I put together a Docker container for my recent CTMixtures simulation software, since the paper addressing equifinality and CT models is nearly complete. I will be pointing to the Docker container as well as the original source repository in the paper itself, in case someone wants to simply check what the software does, instead of building upon the source itself. These are some notes on putting together a Docker container for a simulation system.
The dominant philosophy for Docker containers is “micro” installations – each container runs a separate application, and the container runs almost nothing except a single process. The default Ubuntu and other Linux base images follow this philosophy to the letter. Booting a simple Bash process on the base Ubuntu image yields a system without even an “init” process. This is the most stripped down Unix system I’ve ever seen.
With my own simulations, output is always written to a MongoDB database, for ease of analysis later (since there is no fixed schema, and I can store nested maps and arrays easily).
By default, Docker would like the MongoDB server to be one container, and my simulation code another container, talking over the shared private network between containers.
This is how it should work in production, but I think it makes things difficult for teaching or demonstration purposes. In such contexts, students or the instructor has to launch two containers, link them on the network, etc. That raises the bar for a simple teaching example, or it makes it difficult for someone to quickly “check someone’s work” if containers are submitted as “homework answers,” for example.

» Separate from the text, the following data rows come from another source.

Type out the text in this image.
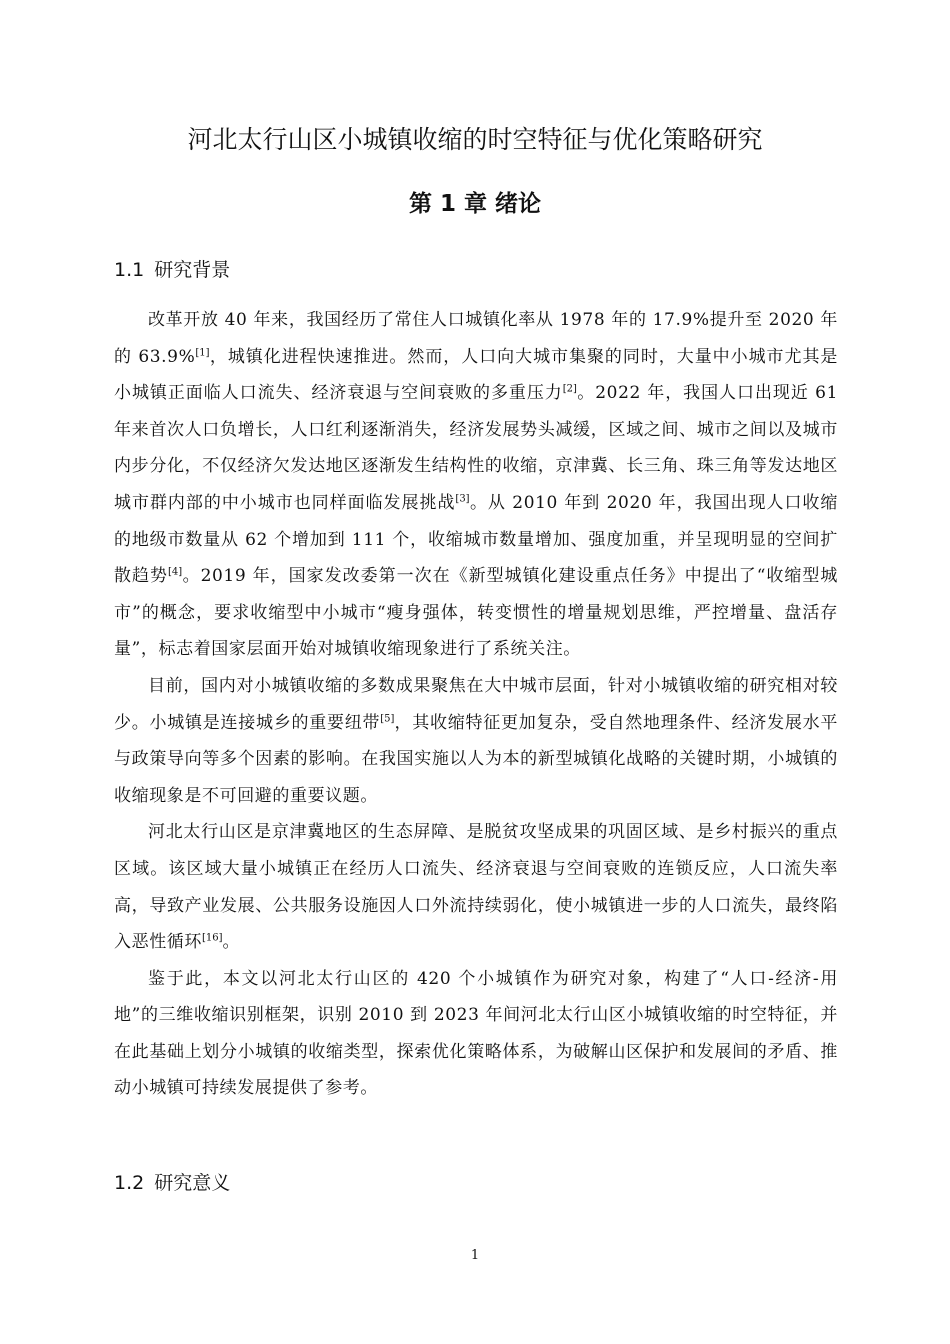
河北太行山区小城镇收缩的时空特征与优化策略研究
第 1 章 绪论
1.1 研究背景

改革开放 40 年来，我国经历了常住人口城镇化率从 1978 年的 17.9%提升至 2020 年的 63.9%[1]，城镇化进程快速推进。然而，人口向大城市集聚的同时，大量中小城市尤其是小城镇正面临人口流失、经济衰退与空间衰败的多重压力[2]。2022 年，我国人口出现近 61 年来首次人口负增长，人口红利逐渐消失，经济发展势头减缓，区域之间、城市之间以及城市内步分化，不仅经济欠发达地区逐渐发生结构性的收缩，京津冀、长三角、珠三角等发达地区城市群内部的中小城市也同样面临发展挑战[3]。从 2010 年到 2020 年，我国出现人口收缩的地级市数量从 62 个增加到 111 个，收缩城市数量增加、强度加重，并呈现明显的空间扩散趋势[4]。2019 年，国家发改委第一次在《新型城镇化建设重点任务》中提出了“收缩型城市”的概念，要求收缩型中小城市“瘦身强体，转变惯性的增量规划思维，严控增量、盘活存量”，标志着国家层面开始对城镇收缩现象进行了系统关注。

目前，国内对小城镇收缩的多数成果聚焦在大中城市层面，针对小城镇收缩的研究相对较少。小城镇是连接城乡的重要纽带[5]，其收缩特征更加复杂，受自然地理条件、经济发展水平与政策导向等多个因素的影响。在我国实施以人为本的新型城镇化战略的关键时期，小城镇的收缩现象是不可回避的重要议题。

河北太行山区是京津冀地区的生态屏障、是脱贫攻坚成果的巩固区域、是乡村振兴的重点区域。该区域大量小城镇正在经历人口流失、经济衰退与空间衰败的连锁反应，人口流失率高，导致产业发展、公共服务设施因人口外流持续弱化，使小城镇进一步的人口流失，最终陷入恶性循环[16]。

鉴于此，本文以河北太行山区的 420 个小城镇作为研究对象，构建了“人口-经济-用地”的三维收缩识别框架，识别 2010 到 2023 年间河北太行山区小城镇收缩的时空特征，并在此基础上划分小城镇的收缩类型，探索优化策略体系，为破解山区保护和发展间的矛盾、推动小城镇可持续发展提供了参考。

1.2 研究意义
1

Multiple process containers are definitely possible, however, if you choose the right base image. I used the phusion/baseimage:latest image, which runs an incredibly lightweight version of init (believe it or not, it’s a shell script) and the “runit” replacement for SysV system startup. It starts up instantly, gives you syslog, runs daemons in the background, and still can function as a single-process container if desired. I strongly recommend this as your base image.
There does seem to be issues with “boot2docker” on Mac OS X and networking between the container and host. I just can’t make it work. Searching, I’m not sure if this is a new issue (perhaps a Yosemite conflict?) because apparently other folks make it work using the “boot2docker” process IP address and the port mapping, but I haven’t gotten it working yet. Which means it’s hard to connect tools to the container for reading the MongoDB database, etc.
The repository is located at docker-ctmixtures. Soon it’ll also be on Docker Hub, but I need to explore how people distribute their work between Github and Docker Hub first, make sure there’s one authoritative place for edits.